In summary Thor: Ragnarok is such a marvellous movie. It encompasses so many sensational characters and fabulous moments that it arguably makes it the best film in the Thor trilogy. Thor: Ragnarok is also undeniably the most entertaining Thor movie yet, creating many funny moments while delivering a fantastic story with superb narrative drive. The film also takes what was so good about the previous editions of Thor and builds upon the legacy, with a new creative direction. This is much to the credit of director Taika Waititi. In a way, the film also melds the worlds of Thor and Guardians of the Galaxy more seamlessly. This undoubtedly preempts what is to come with Avengers: Infinity War.
Thor Ragnarok's musical score is also sensational, presenting audiences with a palatable 80's feel and vibe.
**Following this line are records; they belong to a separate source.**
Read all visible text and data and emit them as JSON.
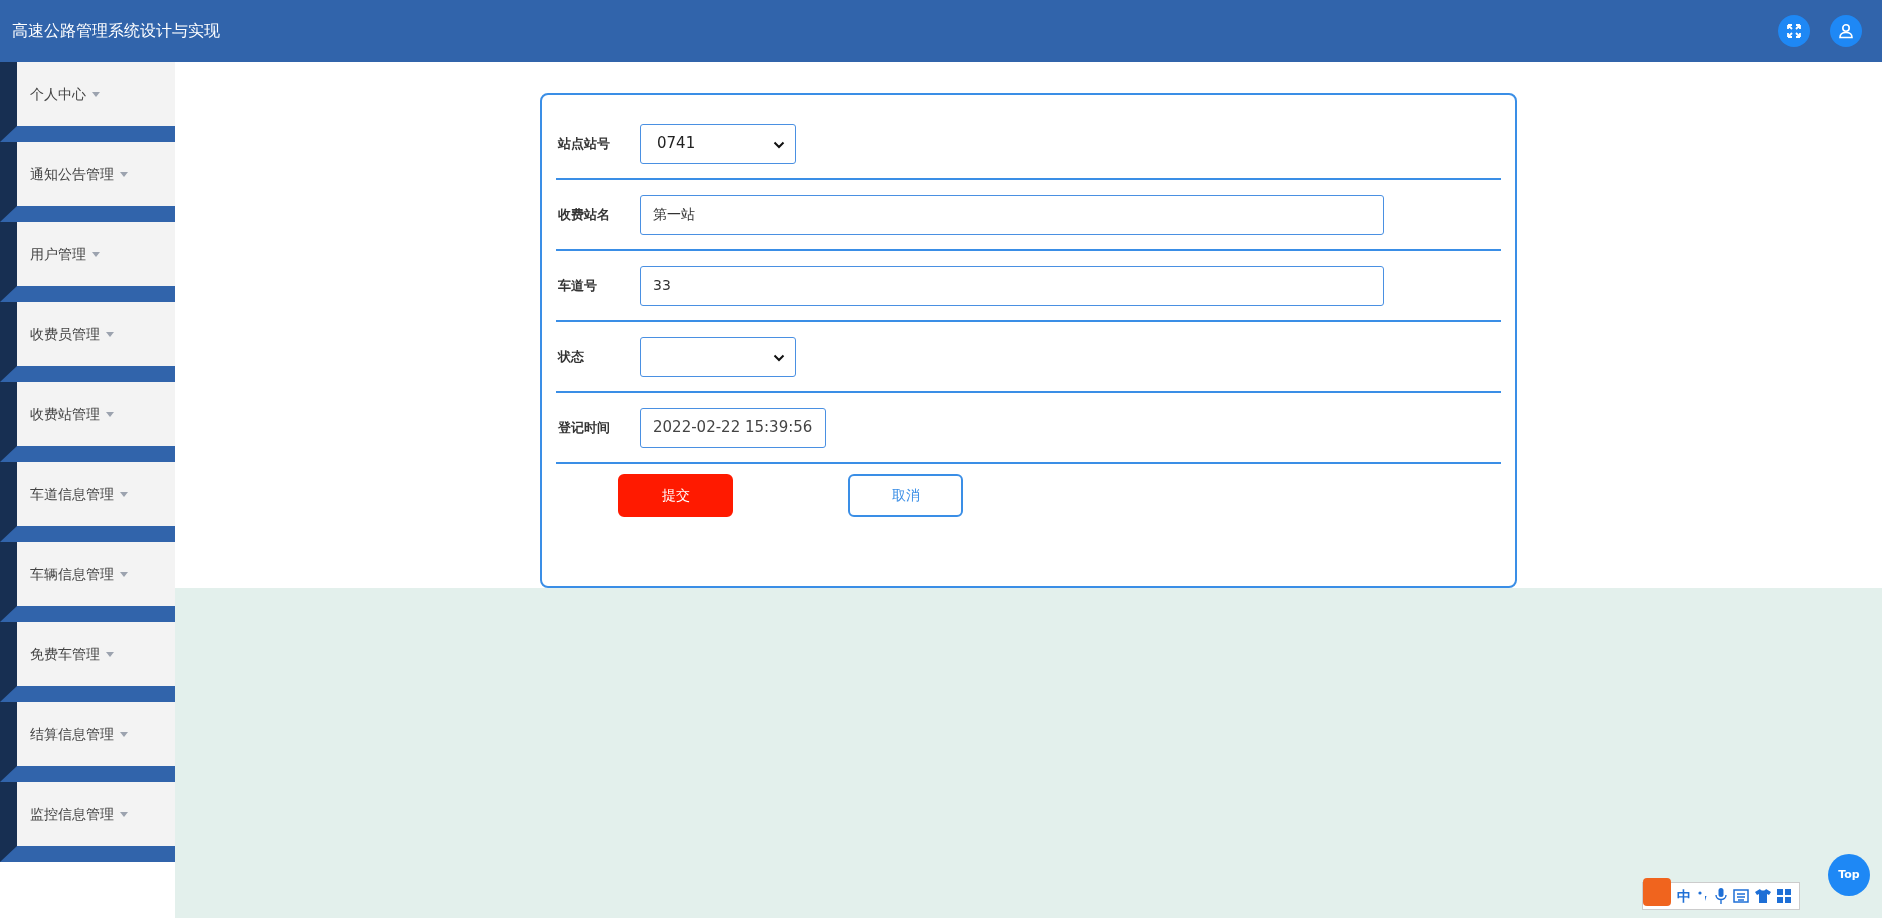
{
  "header": {
    "title": "高速公路管理系统设计与实现"
  },
  "sidebar": {
    "items": [
      {
        "label": "个人中心"
      },
      {
        "label": "通知公告管理"
      },
      {
        "label": "用户管理"
      },
      {
        "label": "收费员管理"
      },
      {
        "label": "收费站管理"
      },
      {
        "label": "车道信息管理"
      },
      {
        "label": "车辆信息管理"
      },
      {
        "label": "免费车管理"
      },
      {
        "label": "结算信息管理"
      },
      {
        "label": "监控信息管理"
      }
    ]
  },
  "form": {
    "fields": [
      {
        "label": "站点站号",
        "kind": "select",
        "value": "0741"
      },
      {
        "label": "收费站名",
        "kind": "text",
        "value": "第一站"
      },
      {
        "label": "车道号",
        "kind": "text",
        "value": "33"
      },
      {
        "label": "状态",
        "kind": "select"
      },
      {
        "label": "登记时间",
        "kind": "datetime",
        "value": "2022-02-22 15:39:56"
      }
    ],
    "buttons": [
      {
        "label": "提交",
        "kind": "primary"
      },
      {
        "label": "取消",
        "kind": "outline"
      }
    ]
  },
  "back_to_top": {
    "label": "Top"
  },
  "ime_toolbar": {
    "mode": "中"
  }
}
The bright colours and creative production design conjures the revolutionary artwork of Jack Kirby, paying homage to his brilliant legacy. The movie also seems to reproduce similar creative concepts that are synonymous with 80's animation, particularly seen in the likes of He-man and the Masters of the Universe. Much of Thor: Ragnarok's success is owed to the sensational visual effects and production design work, creating both a story world and characters that are believable and incredibly unique.
On the negative side, everything audiences love about Thor is turned on its head in this movie. This goes for his overall aesthetic, his hammer and his ultimate sense of purpose. It is undeniably a bold new direction for the character, one that perhaps audiences will not be truly ready for. It has to be said that Thor's transformation by the end of the movie is a little too drastic. In essence, the unique elements that made Thor so great are stripped away due to a perceived need by the cast and director to refresh the character. This dramatic transformation unfortunately makes Thor unrecognisable as his former self, taking him away from his Stan Lee and Jack Kirby origins. As a consequence the character actually becomes less unique and less grounded.
On a positive note, Thor: Ragarok is also arguably one of the best movie productions to come out of Australia, with the vast majority of the film being shot on the Gold Coast. It is tremendously encouraging to say the least, and should hopefully see more Disney and Marvel Studios productions being developed on Australian soil. Marvel Studios and their development team have once again created a fabulous film that will be remembered for a very long time, not only for its fun moments, but also for its wonderful characters and compelling story. In short, Thor: Ragnarok is a definite must see movie this November.